The head start you get in pitching is that, if I was to procure a major project from you, I want to know that, with your business, I am hiring a firm that cares about its people, develops their talent and is the kind of company that minds about its values. Everybody has got a policy on equality and diversity, but the companies that stand apart are the ones are actively doing some thing about it – opening up opportunities for women in construction (engineering really is some thing you do with your head not your hands, so why do so many women graduates do Law instead?) or creating real apprenticeships for young people.
That way I will also know that I am getting a company that will care about the customer. You’re more likely to bring the project in on time because your staff actually mind about me, because they care about the company. It’s a sign that you regard your people as your greatest asset. And what’s more it’s important to show that you are also paying attention to your supply chain (notorious in construction for being where the failures happen). Look what is happening to Apple and the accusations about labour conditions in China. Being able to demonstrate that you take equality, diversity and difference seriously brands you as a company above the others. Which Apple’s response is clearly doing for them.
Secondly, if your company is wise enough to recruit for difference, see the value in different skills and approaches to life and wants to make up teams from a variety of people who will therefore be more creative in their approaches to challenges and problems, I will know that that is a company that thinks, responds and is cleverer in its approach to my project. And when I say “difference”, I don’t just mean token quotas, the occasional bit of minority hiring, I mean understanding that different kinds of people (and this is the crucial bit) well and creatively managed produce better performance than homogenous companies, however managed, and diverse companies badly managed.
There is increasing evidence to show that lots of badly managed diversity initiatives just make things worse. “She only got the job because she’s a woman”, “why are minority workers promoted beyond their skills when I could do the job?”, “I was just dumped in this job and expected to be the token woman who salved the company’s conscience” (all things that have been said or reported to us in the last year).
Deliberately recruiting into project teams groups of people who have different approaches and skills and provenance and then creatively recognising that the differences between them can produce better problem solving and project delivery is a competitive advantage.
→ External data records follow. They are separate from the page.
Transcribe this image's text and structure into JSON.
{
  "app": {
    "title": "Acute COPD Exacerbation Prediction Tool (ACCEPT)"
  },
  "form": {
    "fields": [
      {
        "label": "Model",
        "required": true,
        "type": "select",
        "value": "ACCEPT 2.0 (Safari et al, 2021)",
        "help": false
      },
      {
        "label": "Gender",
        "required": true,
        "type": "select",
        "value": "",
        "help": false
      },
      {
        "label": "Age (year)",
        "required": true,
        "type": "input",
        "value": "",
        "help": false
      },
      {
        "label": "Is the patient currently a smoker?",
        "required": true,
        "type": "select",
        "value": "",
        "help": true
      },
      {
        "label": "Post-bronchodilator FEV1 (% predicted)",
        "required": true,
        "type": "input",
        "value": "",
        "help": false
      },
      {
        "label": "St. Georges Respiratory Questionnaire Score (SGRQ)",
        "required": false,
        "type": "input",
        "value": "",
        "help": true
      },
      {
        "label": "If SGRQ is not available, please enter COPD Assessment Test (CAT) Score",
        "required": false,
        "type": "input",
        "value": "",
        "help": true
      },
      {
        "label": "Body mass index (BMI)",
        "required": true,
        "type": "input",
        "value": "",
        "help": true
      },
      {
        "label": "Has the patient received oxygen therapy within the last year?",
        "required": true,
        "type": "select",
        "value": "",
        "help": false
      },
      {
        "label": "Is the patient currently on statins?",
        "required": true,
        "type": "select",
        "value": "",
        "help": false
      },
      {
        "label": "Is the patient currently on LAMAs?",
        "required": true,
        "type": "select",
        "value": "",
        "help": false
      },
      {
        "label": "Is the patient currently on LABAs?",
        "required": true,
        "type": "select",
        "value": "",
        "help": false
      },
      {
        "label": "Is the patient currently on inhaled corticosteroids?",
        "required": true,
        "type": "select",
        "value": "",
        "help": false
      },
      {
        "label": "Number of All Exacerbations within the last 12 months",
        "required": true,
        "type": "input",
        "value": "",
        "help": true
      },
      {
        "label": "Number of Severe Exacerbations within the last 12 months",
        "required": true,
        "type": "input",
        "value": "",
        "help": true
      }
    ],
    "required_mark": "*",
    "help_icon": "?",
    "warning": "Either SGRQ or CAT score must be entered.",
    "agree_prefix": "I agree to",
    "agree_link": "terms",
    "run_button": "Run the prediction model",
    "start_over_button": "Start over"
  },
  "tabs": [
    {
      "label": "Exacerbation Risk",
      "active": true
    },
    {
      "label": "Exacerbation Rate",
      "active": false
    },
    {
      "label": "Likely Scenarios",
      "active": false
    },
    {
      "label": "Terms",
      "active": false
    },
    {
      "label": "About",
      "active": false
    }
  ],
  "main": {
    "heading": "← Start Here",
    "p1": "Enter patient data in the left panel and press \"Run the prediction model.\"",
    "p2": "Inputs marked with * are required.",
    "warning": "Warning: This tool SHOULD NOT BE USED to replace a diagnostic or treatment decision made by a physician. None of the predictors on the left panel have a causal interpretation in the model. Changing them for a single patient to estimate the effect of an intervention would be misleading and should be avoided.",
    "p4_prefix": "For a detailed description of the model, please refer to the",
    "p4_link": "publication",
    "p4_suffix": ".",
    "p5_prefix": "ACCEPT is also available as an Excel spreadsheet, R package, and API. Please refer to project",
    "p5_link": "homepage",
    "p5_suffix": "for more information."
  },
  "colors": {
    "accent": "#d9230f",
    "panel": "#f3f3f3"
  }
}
It is also a sign to the world that you think carefully about your company, value innovation and nurture talent.
Furthermore you will survive better into the future. We are living in a world where building technologies, building methods, the pressure of carbon reduction and a hundred other forces are changing the environment in which construction is developing (and making its profits). To stay ahead of the game companies need teams that have the right breadth of skills to think forward. You need to hire for difference so that your company is not stuck in the past, but has the right skills round the table to tackle the future with confidence.
Of course this doesn’t just apply to Construction. But it was fun to convince even some of them. And we even got some work out of it. The programme that we’re talking with those new clients about is called The Creative Difference Programme. I am not sure so many years ago I’d have been looking forward to wearing a hard hat in these rather more authentic contexts. The Village People seem to have crashed Construction for real.